Однако у пастиччо были и свои почитатели среди критиков. Роберт Вентури в своей книге «Противоречие и сложность в архитектуре» (1966), тексте, сыгравшем важную роль в развитии постмодернистской архитектуры, заявляет:

Я предпочитаю сумбурную живость очевидному единству… богатство смысла – его ясности [Venturi, 1977, p. 16].

Это две главные эстетические возможности, которые дает пастиччо: живость и богатство. Стилистические контрасты и столкновения, прощупывание границ равновесия и структуры и их нарушение, чувство удивления, шока, случайности и потери ориентации, неуклонно движущийся вперед поток, подчеркиваемый разрывами, – все это может казаться энергичным, полным жизни, тонизирующим.
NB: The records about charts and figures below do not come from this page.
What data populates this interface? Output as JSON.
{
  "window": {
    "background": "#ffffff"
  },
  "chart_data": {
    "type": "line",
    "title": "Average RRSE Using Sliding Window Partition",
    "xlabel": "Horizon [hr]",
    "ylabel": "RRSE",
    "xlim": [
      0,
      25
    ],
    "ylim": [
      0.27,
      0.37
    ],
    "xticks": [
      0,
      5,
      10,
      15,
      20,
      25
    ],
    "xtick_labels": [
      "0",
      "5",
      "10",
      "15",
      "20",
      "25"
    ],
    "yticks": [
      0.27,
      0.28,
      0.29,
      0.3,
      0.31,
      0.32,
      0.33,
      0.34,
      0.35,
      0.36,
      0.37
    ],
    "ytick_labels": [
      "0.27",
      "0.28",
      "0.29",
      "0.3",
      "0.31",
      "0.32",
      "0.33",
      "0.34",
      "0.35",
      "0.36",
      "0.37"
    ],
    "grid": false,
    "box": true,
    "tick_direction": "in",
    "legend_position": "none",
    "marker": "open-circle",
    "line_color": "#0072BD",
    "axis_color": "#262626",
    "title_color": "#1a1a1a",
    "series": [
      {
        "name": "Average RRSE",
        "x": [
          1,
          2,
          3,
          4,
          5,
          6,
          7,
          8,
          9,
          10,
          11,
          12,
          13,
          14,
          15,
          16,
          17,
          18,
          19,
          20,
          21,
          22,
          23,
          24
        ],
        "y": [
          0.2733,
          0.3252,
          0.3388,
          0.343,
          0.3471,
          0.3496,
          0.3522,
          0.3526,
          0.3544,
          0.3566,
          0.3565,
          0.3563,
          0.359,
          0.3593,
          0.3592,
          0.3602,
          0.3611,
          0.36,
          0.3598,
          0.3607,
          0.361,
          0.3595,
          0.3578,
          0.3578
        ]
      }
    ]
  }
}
Точно так же огромное количество коннотаций, ассоциаций и отголосков в семиотической мешанине пастиччо создает возможности для захватывающей интеллектуальной и аффективной игры элементов. Даже в таких консервативных примерах, как «Гомеровские центоны» или «Одна песня на мотив другой», есть богатая игра двух элементов, поставленных в почтительные или комические отношения друг с другом. (И тем не менее нельзя забывать об осторожности: мешанина не всегда бывает энергичной, множество смыслов не всегда образует залежи богатств.)
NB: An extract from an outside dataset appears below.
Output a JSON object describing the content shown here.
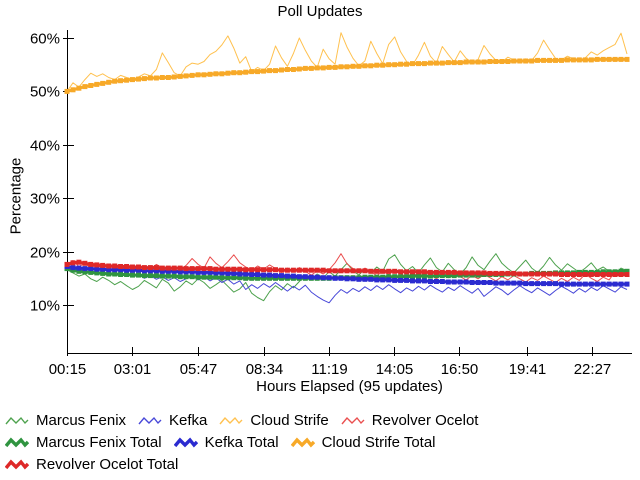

Некоторое время назад все это получило политическое толкование. Ингеборга Хёстери утверждает, что в постмодернистских пастиччо заложен «освободительный потенциал» [Hoesterey, 2001, p. 29] в силу их «диалектического отношения к истории» (25)[14], того, как они могут инсценировать «битву культурных мифов» (21) или привлекать внимание и перестраивать «культурные коды, столетиями маргинализировавшие нетрадиционные идентичности» (29). Формы пастиччо – в частности хип-хоп и тропикализм – также могут рассматриваться как продукт и выражение новых, гибридных идентичностей, образовавшихся в эпоху многочисленных миграций и взаимодействий гетерогенного населения [Mercer, 1994]; действительно, практики пастиччо, по-видимому, – единственное средство для создания таких идентичностей. Они могут даже организовать культурное сопротивление, более того, подрыв гомогенизирующего действия господствующих белых культур, локально и глобально.

За рамками дебатов о постмодернизме и постколониальных идентичностях пастиччо иногда представляют как принципиально прогрессивное политическое явление. Сам факт того, что оно преступает границы медиумов и жанров и отказывается соблюдать приличия и гармонию, подразумевает, что пастиччо бросает вызов готовым представлениям о том, что прилично, а что нет, о том, как следует делать вещи, что с чем сочетается. По крайней мере со времен романтизма сам факт оспаривания принятых установок часто считался революционным, освободительным и благотворным. Более того, пастиччо по сути своей – или хотя бы внешне, или временами – всеобъемлюще, гетерогенно, многозвучно. И наоборот, единичный, гомогенный и одноголосый характер других форм искусства можно считать голосом власти, стремящимся все подчинить своей воле или программе. С этой точки зрения пастиччо – объективное следствие искусства карнавала, инклюзивное, часто своевольное, подозрительное для власти – со всеми его избыточными обещаниями и в то же время со всеми недостатками мимолетной выразительности, помогающей выпустить пар, и политики без целей и стратегии (ср.: [Pearce, 1994; Stallybrass, White, 1986; Stam, 1989]).